Autoverlichting is essentieel voor zichtbaarheid en veiligheid in het verkeer. Er bestaan verschillende soorten verlichting op een auto, elk met een eigen functie. Veel bestuurders gebruiken ze dagelijks, maar weten niet precies waarvoor ze dienen. Tijd om dat eens duidelijk op een rijtje te zetten.
1. Dimlicht
Dit is de standaardverlichting waarmee je rijdt zodra het begint te schemeren of donker wordt. Dimlicht is verplicht bij slecht zicht en wordt het vaakst gebruikt. Ook overdag mag je het gebruiken bij regen of mist.
2. Grootlicht
Grootlicht verlicht de weg over een langere afstand. Het is handig op donkere, verlaten wegen. Grootlicht mag alleen gebruikt worden wanneer je geen tegenliggers hebt, want het kan anderen verblinden. Vergeet dus niet op tijd terug te schakelen naar dimlicht.

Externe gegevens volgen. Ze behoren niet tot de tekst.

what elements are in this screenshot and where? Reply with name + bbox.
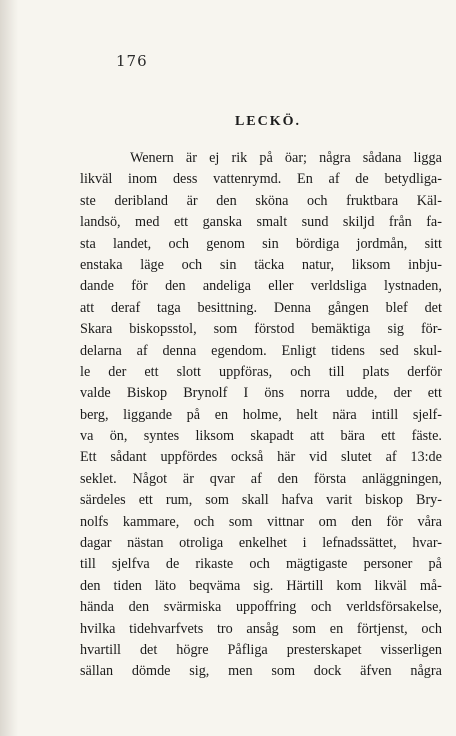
word: den <box>165 278 186 295</box>
word: taga <box>157 299 181 316</box>
word: ett <box>138 492 153 509</box>
word: nolfs <box>80 513 109 530</box>
word: sin <box>219 256 237 273</box>
word: ett <box>381 428 396 445</box>
text-line <box>80 276 442 297</box>
word: särdeles <box>80 492 126 509</box>
word: Något <box>132 470 168 487</box>
word: norra <box>300 385 331 402</box>
text-line <box>80 341 442 362</box>
word: personer <box>363 556 413 573</box>
page-number: 176 <box>116 52 148 70</box>
word: rikaste <box>195 556 234 573</box>
word: här <box>277 449 296 466</box>
word: ste <box>80 192 96 209</box>
word: men <box>228 663 253 680</box>
word: och <box>421 620 442 637</box>
word: inbju- <box>408 256 442 273</box>
word: uppföras, <box>219 363 273 380</box>
word: rum, <box>165 492 193 509</box>
text-line <box>80 469 442 490</box>
text-line <box>80 490 442 511</box>
word: skall <box>241 492 269 509</box>
word: egendom. <box>211 342 267 359</box>
word: holme, <box>242 406 282 423</box>
word: smalt <box>256 214 288 231</box>
text-line <box>80 405 442 426</box>
word: visserligen <box>380 641 442 658</box>
word: från <box>388 214 412 231</box>
word: sig, <box>189 663 210 680</box>
text-line <box>80 212 442 233</box>
word: de <box>165 556 180 573</box>
word: skapadt <box>250 428 294 445</box>
word: kom <box>336 577 362 594</box>
word: enstaka <box>80 256 123 273</box>
word: ganska <box>202 214 242 231</box>
word: vittnar <box>267 513 305 530</box>
word: må- <box>419 577 442 594</box>
word: en <box>329 620 344 637</box>
word: le <box>80 363 91 380</box>
word: sköna <box>255 192 289 209</box>
word: dande <box>80 278 114 295</box>
word: biskopsstol, <box>129 321 197 338</box>
word: Påfliga <box>227 641 268 658</box>
word: bördiga <box>295 235 340 252</box>
word: svärmiska <box>163 599 222 616</box>
word: mägtigaste <box>285 556 348 573</box>
word: verldsförsakelse, <box>346 599 442 616</box>
word: till <box>328 363 345 380</box>
word: skul- <box>413 342 442 359</box>
word: der <box>108 363 127 380</box>
word: af <box>136 342 148 359</box>
word: deraf <box>111 299 141 316</box>
word: som <box>271 663 295 680</box>
body-text <box>80 148 442 683</box>
word: landsö, <box>80 214 121 231</box>
word: af <box>385 449 397 466</box>
word: tidehvarfvets <box>129 620 204 637</box>
word: intill <box>371 406 399 423</box>
page-spine-shadow <box>0 0 18 736</box>
word: lefnadssättet, <box>322 535 397 552</box>
word: uppfördes <box>160 449 218 466</box>
word: också <box>231 449 264 466</box>
word: hvar- <box>412 535 442 552</box>
word: tro <box>216 620 233 637</box>
word: fa- <box>426 214 442 231</box>
word: qvar <box>209 470 235 487</box>
word: skiljd <box>342 214 375 231</box>
word: att <box>80 299 95 316</box>
word: och <box>311 599 332 616</box>
word: Wenern <box>130 150 174 166</box>
word: ett <box>427 385 442 402</box>
word: det <box>139 641 158 658</box>
word: eller <box>268 278 294 295</box>
word: förtjenst, <box>356 620 408 637</box>
word: en <box>214 406 229 423</box>
word: Enligt <box>281 342 317 359</box>
word: sjelf- <box>412 406 442 423</box>
word: slott <box>176 363 202 380</box>
word: Denna <box>273 299 311 316</box>
word: det <box>424 299 442 316</box>
word: En <box>297 171 313 188</box>
word: nästan <box>127 535 164 552</box>
word: med <box>135 214 160 231</box>
word: till <box>80 556 96 573</box>
text-line <box>80 661 442 682</box>
word: Käl- <box>416 192 442 209</box>
word: förstod <box>254 321 295 338</box>
word: kammare, <box>122 513 180 530</box>
word: ön, <box>109 428 128 445</box>
word: de <box>355 171 369 188</box>
word: den <box>80 577 101 594</box>
word: Skara <box>80 321 113 338</box>
text-line <box>80 597 442 618</box>
word: tidens <box>331 342 365 359</box>
word: vid <box>309 449 328 466</box>
word: hvilka <box>80 620 116 637</box>
word: våra <box>417 513 442 530</box>
word: öns <box>264 385 285 402</box>
word: dagar <box>80 535 112 552</box>
word: på <box>428 556 442 573</box>
word: som <box>213 321 238 338</box>
word: i <box>302 535 307 552</box>
word: hända <box>80 599 114 616</box>
word: dömde <box>131 663 171 680</box>
word: likväl <box>374 577 407 594</box>
word: och <box>181 256 203 273</box>
word: den <box>277 470 299 487</box>
word: några <box>410 663 442 680</box>
word: sund <box>301 214 329 231</box>
word: att <box>310 428 325 445</box>
text-line <box>80 255 442 276</box>
word: jordmån, <box>356 235 408 252</box>
word: och <box>168 235 189 252</box>
word: af <box>250 470 262 487</box>
word: äfven <box>360 663 392 680</box>
word: liggande <box>123 406 172 423</box>
word: tiden <box>113 577 142 594</box>
text-line <box>80 533 442 554</box>
word: om <box>318 513 337 530</box>
word: täcka <box>254 256 285 273</box>
text-line <box>80 576 442 597</box>
word: ett <box>144 363 159 380</box>
text-line <box>80 148 442 169</box>
word: sådant <box>110 449 147 466</box>
chapter-heading: LECKÖ. <box>234 114 302 129</box>
text-line <box>80 426 442 447</box>
word: verldsliga <box>310 278 367 295</box>
text-line <box>80 169 442 190</box>
word: seklet. <box>80 470 117 487</box>
word: derför <box>407 363 442 380</box>
word: I <box>243 385 249 402</box>
word: der <box>393 385 412 402</box>
word: den <box>128 599 150 616</box>
word: läge <box>140 256 164 273</box>
word: för <box>386 513 403 530</box>
word: och <box>307 192 328 209</box>
word: och <box>249 556 270 573</box>
word: sådana <box>362 150 402 166</box>
word: inom <box>128 171 158 188</box>
word: är <box>186 192 198 209</box>
text-line <box>80 447 442 468</box>
word: sed <box>379 342 399 359</box>
word: första <box>313 470 347 487</box>
word: den <box>216 192 237 209</box>
word: den <box>351 513 372 530</box>
text-line <box>80 362 442 383</box>
word: berg, <box>80 406 109 423</box>
word: Biskop <box>126 385 168 402</box>
word: dess <box>172 171 198 188</box>
word: ansåg <box>246 620 279 637</box>
word: natur, <box>301 256 334 273</box>
word: rik <box>231 150 248 166</box>
word: Ett <box>80 449 97 466</box>
word: liksom <box>195 428 235 445</box>
word: och <box>290 363 311 380</box>
word: liksom <box>351 256 391 273</box>
word: fruktbara <box>346 192 399 209</box>
word: dock <box>313 663 342 680</box>
text-line <box>80 319 442 340</box>
word: är <box>185 150 197 166</box>
word: för <box>131 278 148 295</box>
word: sällan <box>80 663 114 680</box>
text-line <box>80 640 442 661</box>
word: Härtill <box>286 577 324 594</box>
word: ej <box>209 150 220 166</box>
word: helt <box>296 406 318 423</box>
word: besittning. <box>197 299 258 316</box>
text-line <box>80 619 442 640</box>
word: varit <box>326 492 353 509</box>
word: som <box>228 513 253 530</box>
word: bemäktiga <box>311 321 371 338</box>
word: gången <box>327 299 369 316</box>
word: blef <box>385 299 408 316</box>
word: på <box>186 406 201 423</box>
word: bära <box>340 428 365 445</box>
word: beqväma <box>189 577 241 594</box>
text-line <box>80 191 442 212</box>
word: 13:de <box>410 449 442 466</box>
word: landet, <box>113 235 152 252</box>
word: valde <box>80 385 111 402</box>
text-line <box>80 383 442 404</box>
word: sig. <box>253 577 274 594</box>
word: ligga <box>413 150 442 166</box>
word: va <box>80 428 94 445</box>
word: nära <box>332 406 357 423</box>
word: som <box>292 620 317 637</box>
word: af <box>328 171 340 188</box>
word: deribland <box>114 192 168 209</box>
word: andeliga <box>202 278 251 295</box>
word: på <box>259 150 273 166</box>
word: sjelfva <box>111 556 150 573</box>
word: och <box>193 513 215 530</box>
word: för- <box>420 321 442 338</box>
word: denna <box>162 342 197 359</box>
text-line <box>80 554 442 575</box>
word: uppoffring <box>235 599 297 616</box>
word: Brynolf <box>183 385 228 402</box>
word: sta <box>80 235 96 252</box>
text-line <box>80 234 442 255</box>
word: sin <box>262 235 279 252</box>
word: läto <box>154 577 177 594</box>
word: några <box>319 150 351 166</box>
word: slutet <box>341 449 372 466</box>
word: delarna <box>80 342 122 359</box>
word: hafva <box>281 492 314 509</box>
word: sig <box>387 321 404 338</box>
word: lystnaden, <box>384 278 442 295</box>
word: enkelhet <box>238 535 287 552</box>
word: likväl <box>80 171 113 188</box>
word: syntes <box>143 428 180 445</box>
text-line <box>80 298 442 319</box>
word: Bry- <box>415 492 442 509</box>
word: sitt <box>424 235 442 252</box>
word: betydliga- <box>384 171 442 188</box>
word: är <box>182 470 194 487</box>
word: biskop <box>365 492 403 509</box>
word: som <box>205 492 229 509</box>
word: ett <box>173 214 189 231</box>
text-line <box>80 512 442 533</box>
word: hvartill <box>80 641 121 658</box>
word: fäste. <box>411 428 442 445</box>
word: plats <box>362 363 390 380</box>
word: anläggningen, <box>362 470 442 487</box>
word: udde, <box>346 385 378 402</box>
word: vattenrymd. <box>213 171 282 188</box>
word: genom <box>206 235 245 252</box>
word: otroliga <box>179 535 224 552</box>
word: högre <box>176 641 209 658</box>
word: öar; <box>284 150 307 166</box>
word: presterskapet <box>286 641 362 658</box>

3. Stadslicht (standlicht)
Stadslicht is zwakke verlichting die vroeger in de stad werd gebruikt. Tegenwoordig is het vooral bedoeld om je auto zichtbaar te maken als je stilstaat in het donker. Je mag er niet mee rijden in het donker.
4. Mistlicht (voor en achter)
Mistvoorlicht gebruik je bij zeer dichte mist of hevige sneeuwval. Mistachterlicht is feller en mag alleen aan als het zicht minder is dan 50 meter. Gebruik het nooit bij regen, want het verblindt.
5. Dagrijverlichting
Deze lichten gaan automatisch aan bij het starten van de motor. Ze zijn bedoeld om overdag beter gezien te worden. Ze vervangen dimlicht echter niet in het donker.
6. Richtingaanwijzers, remlichten en achteruitrijlichten
Ook belangrijk voor communicatie met andere weggebruikers. Werkt iets niet? Dan moet je dat snel laten repareren.
Correct gebruik van verlichting voorkomt ongelukken en vergroot je veiligheid. Zorg er dus voor dat je weet welk licht je wanneer gebruikt.